Jarvis had no particular delusions about his purpose here, with Tony. He'd known what he was meant to be the minute he was delivered to the other man, wedged into the household staff with all the subtlety of poisoning a glass and then holding it out with a smile for someone to drink. He was a reminder. A burden. A promise (threat) waiting to be carried out at the first sign of trouble... and no one needed to impress those things on a dead man. If Tony died, Jarvis wouldn't be very far behind.
That had never bothered him. Frankly, without Tony, he had no reason to bother living anyway. Fatalistic as it was to say, and probably more than a little depressing, his whole purpose in life was to do whatever he could to make Tony's life easier. At first that had been staying the hell out of his way, lurking in with the rest of the staff and avoiding contact if at all possible. As the others left, most of the household tasks fell to him, and interaction became inevitable, and at some point the line had been crossed from servant to quiet, unobtrusive support, to confidante, to friend, to something like family in this weird, dysfunctional way they'd carved out of treason and fear and loneliness.

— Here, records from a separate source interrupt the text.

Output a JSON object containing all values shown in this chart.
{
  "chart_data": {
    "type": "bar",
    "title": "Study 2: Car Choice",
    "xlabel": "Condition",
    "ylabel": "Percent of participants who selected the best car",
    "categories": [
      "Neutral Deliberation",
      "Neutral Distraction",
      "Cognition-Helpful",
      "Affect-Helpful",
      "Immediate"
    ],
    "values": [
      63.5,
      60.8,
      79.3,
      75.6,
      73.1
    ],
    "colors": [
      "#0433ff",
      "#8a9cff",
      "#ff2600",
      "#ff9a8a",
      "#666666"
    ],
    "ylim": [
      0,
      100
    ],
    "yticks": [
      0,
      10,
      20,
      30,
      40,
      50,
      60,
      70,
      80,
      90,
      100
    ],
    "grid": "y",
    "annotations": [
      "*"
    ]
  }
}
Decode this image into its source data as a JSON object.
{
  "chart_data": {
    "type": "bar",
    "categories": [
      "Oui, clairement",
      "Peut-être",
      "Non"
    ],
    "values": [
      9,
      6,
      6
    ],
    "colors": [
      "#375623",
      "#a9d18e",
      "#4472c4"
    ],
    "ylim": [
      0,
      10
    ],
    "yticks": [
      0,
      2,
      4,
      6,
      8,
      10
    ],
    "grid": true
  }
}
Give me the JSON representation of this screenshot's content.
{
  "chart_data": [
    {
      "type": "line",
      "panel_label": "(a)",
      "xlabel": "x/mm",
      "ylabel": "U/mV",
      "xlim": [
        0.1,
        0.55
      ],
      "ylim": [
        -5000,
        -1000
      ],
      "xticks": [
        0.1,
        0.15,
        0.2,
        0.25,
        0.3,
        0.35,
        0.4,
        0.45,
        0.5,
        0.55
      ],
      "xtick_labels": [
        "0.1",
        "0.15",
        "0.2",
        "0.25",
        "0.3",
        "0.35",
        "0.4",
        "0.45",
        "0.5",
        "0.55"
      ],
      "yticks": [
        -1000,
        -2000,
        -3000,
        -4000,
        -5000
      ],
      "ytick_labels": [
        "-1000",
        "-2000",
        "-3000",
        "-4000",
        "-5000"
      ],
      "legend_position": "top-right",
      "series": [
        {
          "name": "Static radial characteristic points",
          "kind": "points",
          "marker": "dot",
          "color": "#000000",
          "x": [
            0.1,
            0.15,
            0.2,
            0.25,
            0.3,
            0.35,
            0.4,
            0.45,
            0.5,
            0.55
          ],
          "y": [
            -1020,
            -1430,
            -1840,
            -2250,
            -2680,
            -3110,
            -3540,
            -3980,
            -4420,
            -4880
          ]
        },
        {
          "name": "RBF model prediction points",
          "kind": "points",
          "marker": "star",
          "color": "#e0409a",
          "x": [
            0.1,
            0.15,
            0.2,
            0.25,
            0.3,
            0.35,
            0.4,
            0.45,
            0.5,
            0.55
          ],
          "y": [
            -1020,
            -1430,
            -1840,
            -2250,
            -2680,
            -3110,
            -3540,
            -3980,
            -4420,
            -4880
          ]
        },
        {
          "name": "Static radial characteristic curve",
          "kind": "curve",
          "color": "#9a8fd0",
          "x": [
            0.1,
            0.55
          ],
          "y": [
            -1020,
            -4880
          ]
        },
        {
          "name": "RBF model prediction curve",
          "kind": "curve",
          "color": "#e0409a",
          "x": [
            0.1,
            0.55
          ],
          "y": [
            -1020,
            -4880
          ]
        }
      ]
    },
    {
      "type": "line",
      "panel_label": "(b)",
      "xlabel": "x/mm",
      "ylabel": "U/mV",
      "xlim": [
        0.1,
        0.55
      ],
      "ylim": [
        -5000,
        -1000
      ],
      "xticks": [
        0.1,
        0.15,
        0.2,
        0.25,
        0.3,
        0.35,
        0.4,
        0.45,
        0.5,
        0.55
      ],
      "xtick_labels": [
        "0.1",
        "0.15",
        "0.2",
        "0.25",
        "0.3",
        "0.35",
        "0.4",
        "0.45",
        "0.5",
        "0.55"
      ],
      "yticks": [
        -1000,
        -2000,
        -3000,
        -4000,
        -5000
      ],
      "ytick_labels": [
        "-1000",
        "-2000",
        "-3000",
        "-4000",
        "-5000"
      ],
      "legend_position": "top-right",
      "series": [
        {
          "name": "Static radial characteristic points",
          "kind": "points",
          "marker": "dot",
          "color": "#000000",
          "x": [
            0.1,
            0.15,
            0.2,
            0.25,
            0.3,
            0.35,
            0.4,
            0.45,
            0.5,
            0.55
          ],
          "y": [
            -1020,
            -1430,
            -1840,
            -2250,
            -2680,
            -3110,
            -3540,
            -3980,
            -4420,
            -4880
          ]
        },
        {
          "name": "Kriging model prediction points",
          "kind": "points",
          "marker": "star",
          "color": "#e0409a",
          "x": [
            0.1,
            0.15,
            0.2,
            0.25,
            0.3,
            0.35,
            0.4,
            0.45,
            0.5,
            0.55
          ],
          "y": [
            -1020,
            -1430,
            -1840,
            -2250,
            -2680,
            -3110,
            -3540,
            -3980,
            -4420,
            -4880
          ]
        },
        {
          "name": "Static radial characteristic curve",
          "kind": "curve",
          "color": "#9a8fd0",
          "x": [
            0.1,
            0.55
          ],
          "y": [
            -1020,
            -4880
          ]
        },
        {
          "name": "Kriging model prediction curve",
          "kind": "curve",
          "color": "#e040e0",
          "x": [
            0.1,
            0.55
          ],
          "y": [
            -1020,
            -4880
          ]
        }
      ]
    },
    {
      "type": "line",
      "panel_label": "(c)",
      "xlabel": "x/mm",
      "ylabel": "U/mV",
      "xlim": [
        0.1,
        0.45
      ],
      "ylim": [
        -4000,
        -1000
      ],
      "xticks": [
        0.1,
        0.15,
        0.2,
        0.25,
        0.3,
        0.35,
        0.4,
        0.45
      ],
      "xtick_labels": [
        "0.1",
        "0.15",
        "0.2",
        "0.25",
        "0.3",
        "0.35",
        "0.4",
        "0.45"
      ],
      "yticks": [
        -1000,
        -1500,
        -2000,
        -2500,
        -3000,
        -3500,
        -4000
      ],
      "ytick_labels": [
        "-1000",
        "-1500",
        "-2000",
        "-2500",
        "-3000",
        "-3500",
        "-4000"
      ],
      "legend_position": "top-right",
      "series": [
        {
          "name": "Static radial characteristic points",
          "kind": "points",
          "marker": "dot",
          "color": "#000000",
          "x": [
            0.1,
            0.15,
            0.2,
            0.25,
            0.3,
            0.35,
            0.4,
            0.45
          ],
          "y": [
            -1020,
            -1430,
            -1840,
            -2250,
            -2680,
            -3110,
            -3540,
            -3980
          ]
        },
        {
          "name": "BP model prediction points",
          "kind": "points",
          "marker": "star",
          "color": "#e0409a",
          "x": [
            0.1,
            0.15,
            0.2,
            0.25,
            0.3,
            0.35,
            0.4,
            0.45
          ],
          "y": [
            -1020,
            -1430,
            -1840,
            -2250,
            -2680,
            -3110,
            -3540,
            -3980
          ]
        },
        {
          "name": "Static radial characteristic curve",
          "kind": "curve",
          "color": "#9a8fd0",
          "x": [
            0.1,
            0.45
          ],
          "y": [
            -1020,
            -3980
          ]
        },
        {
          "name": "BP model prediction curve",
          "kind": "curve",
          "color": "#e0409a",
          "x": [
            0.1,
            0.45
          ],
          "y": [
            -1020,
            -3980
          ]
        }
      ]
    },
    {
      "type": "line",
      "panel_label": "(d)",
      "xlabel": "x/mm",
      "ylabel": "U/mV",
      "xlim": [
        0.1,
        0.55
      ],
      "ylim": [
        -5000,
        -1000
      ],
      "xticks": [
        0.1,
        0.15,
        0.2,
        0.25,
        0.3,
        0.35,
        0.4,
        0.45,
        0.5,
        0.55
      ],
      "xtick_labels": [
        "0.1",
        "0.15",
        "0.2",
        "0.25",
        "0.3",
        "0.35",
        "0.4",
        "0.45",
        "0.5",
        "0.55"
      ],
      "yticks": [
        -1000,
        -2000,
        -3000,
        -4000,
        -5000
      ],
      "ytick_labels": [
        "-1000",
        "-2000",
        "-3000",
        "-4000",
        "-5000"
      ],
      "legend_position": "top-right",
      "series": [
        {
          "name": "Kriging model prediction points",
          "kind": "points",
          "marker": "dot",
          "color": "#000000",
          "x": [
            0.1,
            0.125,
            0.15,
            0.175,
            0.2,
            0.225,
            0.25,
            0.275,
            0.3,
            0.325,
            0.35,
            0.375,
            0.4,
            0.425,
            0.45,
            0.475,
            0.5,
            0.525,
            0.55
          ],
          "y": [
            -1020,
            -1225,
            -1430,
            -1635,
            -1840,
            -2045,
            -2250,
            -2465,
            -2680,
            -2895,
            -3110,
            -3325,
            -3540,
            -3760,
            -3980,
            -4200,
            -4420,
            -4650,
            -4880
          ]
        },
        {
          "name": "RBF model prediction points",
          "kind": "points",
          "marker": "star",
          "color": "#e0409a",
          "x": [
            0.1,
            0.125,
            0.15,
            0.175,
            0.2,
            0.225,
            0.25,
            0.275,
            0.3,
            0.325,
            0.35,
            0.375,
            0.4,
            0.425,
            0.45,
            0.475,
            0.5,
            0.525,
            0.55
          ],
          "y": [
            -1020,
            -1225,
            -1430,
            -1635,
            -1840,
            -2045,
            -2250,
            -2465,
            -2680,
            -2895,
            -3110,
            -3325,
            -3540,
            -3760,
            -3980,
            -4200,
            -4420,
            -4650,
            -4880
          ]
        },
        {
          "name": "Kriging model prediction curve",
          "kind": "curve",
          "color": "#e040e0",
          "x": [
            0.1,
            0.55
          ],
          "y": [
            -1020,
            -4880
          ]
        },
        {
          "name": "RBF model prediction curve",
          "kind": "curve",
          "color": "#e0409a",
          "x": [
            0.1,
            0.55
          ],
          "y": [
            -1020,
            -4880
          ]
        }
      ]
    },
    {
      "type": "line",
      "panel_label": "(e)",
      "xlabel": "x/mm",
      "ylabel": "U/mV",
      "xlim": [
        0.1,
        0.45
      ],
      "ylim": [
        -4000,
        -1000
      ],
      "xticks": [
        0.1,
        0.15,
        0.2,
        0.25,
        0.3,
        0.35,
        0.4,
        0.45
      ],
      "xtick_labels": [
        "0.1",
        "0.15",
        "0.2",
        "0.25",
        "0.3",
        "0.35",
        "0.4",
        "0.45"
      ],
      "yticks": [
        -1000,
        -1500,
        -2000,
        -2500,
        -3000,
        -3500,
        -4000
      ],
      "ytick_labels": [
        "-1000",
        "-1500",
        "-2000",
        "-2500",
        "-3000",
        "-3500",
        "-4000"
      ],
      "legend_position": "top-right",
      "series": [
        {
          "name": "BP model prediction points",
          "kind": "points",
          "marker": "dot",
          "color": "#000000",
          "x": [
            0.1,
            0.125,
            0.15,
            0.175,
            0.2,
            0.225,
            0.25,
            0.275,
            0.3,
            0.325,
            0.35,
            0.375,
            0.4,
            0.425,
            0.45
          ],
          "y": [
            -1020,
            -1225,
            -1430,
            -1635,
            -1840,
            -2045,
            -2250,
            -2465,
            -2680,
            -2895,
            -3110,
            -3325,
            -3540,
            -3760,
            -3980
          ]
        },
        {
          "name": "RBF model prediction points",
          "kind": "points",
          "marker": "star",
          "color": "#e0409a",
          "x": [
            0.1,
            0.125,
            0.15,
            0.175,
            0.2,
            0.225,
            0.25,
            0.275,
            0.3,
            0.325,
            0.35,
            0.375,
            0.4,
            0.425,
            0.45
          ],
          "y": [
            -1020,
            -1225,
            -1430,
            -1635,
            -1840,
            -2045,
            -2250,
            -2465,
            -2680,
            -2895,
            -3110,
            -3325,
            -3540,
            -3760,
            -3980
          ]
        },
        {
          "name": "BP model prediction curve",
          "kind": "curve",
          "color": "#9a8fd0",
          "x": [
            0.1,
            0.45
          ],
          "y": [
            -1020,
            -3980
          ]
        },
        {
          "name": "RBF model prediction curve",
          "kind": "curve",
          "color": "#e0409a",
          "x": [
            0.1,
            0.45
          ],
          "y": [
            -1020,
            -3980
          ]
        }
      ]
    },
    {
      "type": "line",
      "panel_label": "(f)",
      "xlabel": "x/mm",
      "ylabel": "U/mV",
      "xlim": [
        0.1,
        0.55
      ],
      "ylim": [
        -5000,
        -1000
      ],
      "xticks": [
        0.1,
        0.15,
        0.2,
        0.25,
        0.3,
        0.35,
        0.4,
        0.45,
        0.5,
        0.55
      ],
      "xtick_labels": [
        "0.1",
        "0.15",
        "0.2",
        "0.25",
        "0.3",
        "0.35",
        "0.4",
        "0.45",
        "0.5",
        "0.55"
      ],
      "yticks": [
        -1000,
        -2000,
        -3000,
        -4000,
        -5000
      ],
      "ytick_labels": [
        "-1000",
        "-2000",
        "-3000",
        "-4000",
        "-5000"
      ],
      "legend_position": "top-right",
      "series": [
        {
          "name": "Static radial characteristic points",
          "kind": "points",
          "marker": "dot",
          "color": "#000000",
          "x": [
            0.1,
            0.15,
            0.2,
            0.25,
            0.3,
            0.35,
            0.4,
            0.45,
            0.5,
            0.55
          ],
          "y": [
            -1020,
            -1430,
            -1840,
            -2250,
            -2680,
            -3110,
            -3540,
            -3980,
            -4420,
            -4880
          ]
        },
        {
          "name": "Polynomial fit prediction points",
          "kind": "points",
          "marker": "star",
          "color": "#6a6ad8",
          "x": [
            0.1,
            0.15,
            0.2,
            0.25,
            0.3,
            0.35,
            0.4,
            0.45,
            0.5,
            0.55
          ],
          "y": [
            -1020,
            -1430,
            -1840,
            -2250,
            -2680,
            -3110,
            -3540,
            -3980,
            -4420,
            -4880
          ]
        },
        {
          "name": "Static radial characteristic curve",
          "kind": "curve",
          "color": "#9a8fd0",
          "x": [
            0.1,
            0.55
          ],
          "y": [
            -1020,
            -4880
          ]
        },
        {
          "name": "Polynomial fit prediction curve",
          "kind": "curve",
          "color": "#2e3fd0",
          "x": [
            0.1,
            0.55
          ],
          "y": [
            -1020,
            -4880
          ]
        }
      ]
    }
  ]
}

It was sad testament when the only motivation he could cling to was there's nothing left to lose. Tony was right in that. Things weren't so bad yet that there was no other option but suicide, which was exactly what it looked like on the outside- standing up to Stane, to the Capitol, to the status quo and the social hierarchy and the way everything had been for generations enough that no one living could remember different anyway. He frowned, still watching the other man, still measuring. Ground was being won here, however grudgingly. Now Jarvis had to stick with it, though he wanted to concede with this little victory and leave off any more discussion that made Tony look at him like that. "I think that there's potential," he murmured, the artificial modulation of his voice dropping to something low. Weary. "But I think we're going to have to stack the odds to have a shot. Rogers is part of that."
As far as reminders went, it was hardly subtle. Jarvis could usually do better. But he arched a brow nonetheless, waiting for Tony to get back around to the matter of at least talking to his fellow victor.